Hastaların sağlıklılardan ayrılması en akılcı yöntemdir. Bulaşmayı hızlandırıcı olabilecek alet ve malzemenin temizliği büyük önem taşır.
Mavi Dil Hastalığı:
Sineklerle bulaşan viral etkenli, öldürücü bir hastalıktır. Dil morarır. Ağız, burun ve dilde şişlikler, yaralar oluşur. Ayaklarda, tırnağın canlı doku ile birleştiği yerde kızarıklıklar, şişlikler meydana gelir. Aşılama dışında çaresi yoktur. sinek mücadelesi yapılırsa yararlı olur.

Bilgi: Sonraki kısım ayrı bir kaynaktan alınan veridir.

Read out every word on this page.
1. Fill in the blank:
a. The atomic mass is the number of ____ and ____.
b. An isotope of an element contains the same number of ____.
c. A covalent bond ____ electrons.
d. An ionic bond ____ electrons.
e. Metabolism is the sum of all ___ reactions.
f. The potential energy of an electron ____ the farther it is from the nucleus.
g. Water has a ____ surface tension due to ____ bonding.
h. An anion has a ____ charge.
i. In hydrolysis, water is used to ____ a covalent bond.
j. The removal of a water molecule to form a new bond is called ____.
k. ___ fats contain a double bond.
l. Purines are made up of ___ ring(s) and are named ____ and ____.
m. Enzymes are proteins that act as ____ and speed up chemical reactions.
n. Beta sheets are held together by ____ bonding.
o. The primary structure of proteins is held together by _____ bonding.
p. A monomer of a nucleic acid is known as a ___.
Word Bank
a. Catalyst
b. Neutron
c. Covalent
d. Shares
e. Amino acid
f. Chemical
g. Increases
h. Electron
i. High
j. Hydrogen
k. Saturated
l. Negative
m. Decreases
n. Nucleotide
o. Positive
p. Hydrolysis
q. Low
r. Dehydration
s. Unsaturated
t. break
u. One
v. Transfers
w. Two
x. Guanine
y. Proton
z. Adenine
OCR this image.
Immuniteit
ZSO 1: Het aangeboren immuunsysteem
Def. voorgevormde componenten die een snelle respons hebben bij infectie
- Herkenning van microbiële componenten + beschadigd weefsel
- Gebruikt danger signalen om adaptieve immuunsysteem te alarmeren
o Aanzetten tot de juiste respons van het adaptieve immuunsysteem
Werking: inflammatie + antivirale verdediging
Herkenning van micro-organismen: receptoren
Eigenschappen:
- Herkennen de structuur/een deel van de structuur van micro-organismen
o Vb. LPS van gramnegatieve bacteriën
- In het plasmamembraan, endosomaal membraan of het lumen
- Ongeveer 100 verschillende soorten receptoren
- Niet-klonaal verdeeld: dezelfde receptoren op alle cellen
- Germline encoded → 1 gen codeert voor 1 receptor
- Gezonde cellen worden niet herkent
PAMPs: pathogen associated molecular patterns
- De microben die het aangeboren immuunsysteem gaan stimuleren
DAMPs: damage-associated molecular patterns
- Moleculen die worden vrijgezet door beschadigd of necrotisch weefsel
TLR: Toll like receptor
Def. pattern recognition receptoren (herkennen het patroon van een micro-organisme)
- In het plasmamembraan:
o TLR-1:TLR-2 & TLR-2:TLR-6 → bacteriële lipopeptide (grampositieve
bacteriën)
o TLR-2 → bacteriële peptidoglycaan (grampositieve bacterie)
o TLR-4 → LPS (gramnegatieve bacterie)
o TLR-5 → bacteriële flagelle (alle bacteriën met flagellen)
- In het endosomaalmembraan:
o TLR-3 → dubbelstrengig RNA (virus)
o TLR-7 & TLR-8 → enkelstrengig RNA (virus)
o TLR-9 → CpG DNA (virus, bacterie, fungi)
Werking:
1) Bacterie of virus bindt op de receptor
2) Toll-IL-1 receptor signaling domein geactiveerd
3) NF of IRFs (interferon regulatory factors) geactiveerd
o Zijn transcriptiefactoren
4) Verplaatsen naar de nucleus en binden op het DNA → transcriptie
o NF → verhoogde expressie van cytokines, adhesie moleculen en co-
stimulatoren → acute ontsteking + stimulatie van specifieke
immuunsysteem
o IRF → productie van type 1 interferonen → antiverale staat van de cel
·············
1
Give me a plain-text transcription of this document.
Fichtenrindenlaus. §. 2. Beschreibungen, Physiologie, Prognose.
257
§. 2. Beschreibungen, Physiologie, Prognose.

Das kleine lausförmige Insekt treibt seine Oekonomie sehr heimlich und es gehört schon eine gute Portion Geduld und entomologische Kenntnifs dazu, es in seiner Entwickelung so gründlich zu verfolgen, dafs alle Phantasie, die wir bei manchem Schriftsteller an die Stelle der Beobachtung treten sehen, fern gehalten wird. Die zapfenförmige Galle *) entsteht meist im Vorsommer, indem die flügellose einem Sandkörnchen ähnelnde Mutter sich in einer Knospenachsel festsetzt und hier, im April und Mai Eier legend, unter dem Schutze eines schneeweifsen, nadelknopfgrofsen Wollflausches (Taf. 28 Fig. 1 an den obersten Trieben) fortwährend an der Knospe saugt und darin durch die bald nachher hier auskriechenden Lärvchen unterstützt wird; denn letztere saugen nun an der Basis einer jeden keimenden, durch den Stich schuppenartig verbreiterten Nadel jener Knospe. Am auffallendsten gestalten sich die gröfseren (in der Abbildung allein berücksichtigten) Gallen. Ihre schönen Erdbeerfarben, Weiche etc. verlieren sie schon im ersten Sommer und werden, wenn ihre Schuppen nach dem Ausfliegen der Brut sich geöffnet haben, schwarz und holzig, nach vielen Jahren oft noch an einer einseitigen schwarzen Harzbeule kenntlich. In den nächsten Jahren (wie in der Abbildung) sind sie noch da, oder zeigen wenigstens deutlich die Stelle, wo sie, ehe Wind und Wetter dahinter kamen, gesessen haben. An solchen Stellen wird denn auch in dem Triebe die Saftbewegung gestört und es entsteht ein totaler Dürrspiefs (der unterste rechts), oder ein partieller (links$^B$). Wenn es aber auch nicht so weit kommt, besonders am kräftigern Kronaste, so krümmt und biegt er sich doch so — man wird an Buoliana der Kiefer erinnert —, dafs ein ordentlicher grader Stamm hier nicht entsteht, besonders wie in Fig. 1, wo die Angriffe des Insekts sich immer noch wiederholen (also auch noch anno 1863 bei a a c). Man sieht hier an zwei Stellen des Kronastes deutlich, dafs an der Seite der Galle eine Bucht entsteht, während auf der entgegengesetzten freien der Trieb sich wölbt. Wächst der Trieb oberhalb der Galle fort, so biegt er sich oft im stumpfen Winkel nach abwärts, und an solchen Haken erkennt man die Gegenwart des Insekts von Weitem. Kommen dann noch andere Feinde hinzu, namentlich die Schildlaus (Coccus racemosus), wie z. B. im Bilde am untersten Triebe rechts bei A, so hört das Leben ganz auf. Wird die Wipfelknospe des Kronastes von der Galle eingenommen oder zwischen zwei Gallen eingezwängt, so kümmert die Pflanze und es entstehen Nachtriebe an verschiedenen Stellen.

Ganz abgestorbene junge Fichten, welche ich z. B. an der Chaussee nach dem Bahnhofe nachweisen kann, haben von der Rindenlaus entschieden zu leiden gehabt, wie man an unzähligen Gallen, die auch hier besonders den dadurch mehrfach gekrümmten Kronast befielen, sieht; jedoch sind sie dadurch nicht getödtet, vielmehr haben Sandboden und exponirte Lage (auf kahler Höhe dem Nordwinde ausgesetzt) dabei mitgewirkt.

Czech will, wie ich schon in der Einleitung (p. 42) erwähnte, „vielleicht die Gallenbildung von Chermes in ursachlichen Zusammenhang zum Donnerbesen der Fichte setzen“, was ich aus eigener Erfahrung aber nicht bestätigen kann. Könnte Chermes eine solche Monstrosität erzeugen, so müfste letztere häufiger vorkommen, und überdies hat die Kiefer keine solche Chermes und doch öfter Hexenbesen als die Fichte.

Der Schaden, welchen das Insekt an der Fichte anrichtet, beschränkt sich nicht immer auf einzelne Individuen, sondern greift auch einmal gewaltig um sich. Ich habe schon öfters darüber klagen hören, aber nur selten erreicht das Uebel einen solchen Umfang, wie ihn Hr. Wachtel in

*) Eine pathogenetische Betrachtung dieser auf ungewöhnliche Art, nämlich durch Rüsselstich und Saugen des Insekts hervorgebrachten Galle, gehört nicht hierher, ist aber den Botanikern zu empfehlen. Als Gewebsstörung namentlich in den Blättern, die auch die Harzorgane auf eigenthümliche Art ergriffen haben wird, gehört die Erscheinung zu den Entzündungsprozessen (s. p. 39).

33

Delibaş Hastalığı ( Coenurus cerebralis):
Bu hastalık köpek dışkısının bulaştığı otları yiyen koyunlarda görülür. Bir çeşit şerit (tenya) hastalığıdır. Beyinde sulanmaya sebep olur. Beyinde pembemsi su keseleri oluşur. Hayvanlar kendi etraflarında dönerler. Kesilen hayvanların beyinleri kesinlikle imha edilmelidir. Köpekler yerse bu problem hiç bitmez.
Genel Kurallar
1- Kuru ve Temiz
2- Hastaların sağlıklılardan ayrılması
3- Laboratuvar tahlili
4- Aşıların prospektüste yazıldığı şekilde uygulanması
5- Mastitisle mücadele için kuru dönemde meme içine kuru dönem için hazırlanmış antibiyotiklerin verilmesi önerilir.
Ani zayıflama, günlük yaşamdan sapmalar, sürüden ayrı durma, sürünün gerisinde kalma, yürüyüş, dışkı, herhangi bir akıntı kesinlikle dikkate alınmalı, bu yönden gözlem yapılmalıdır.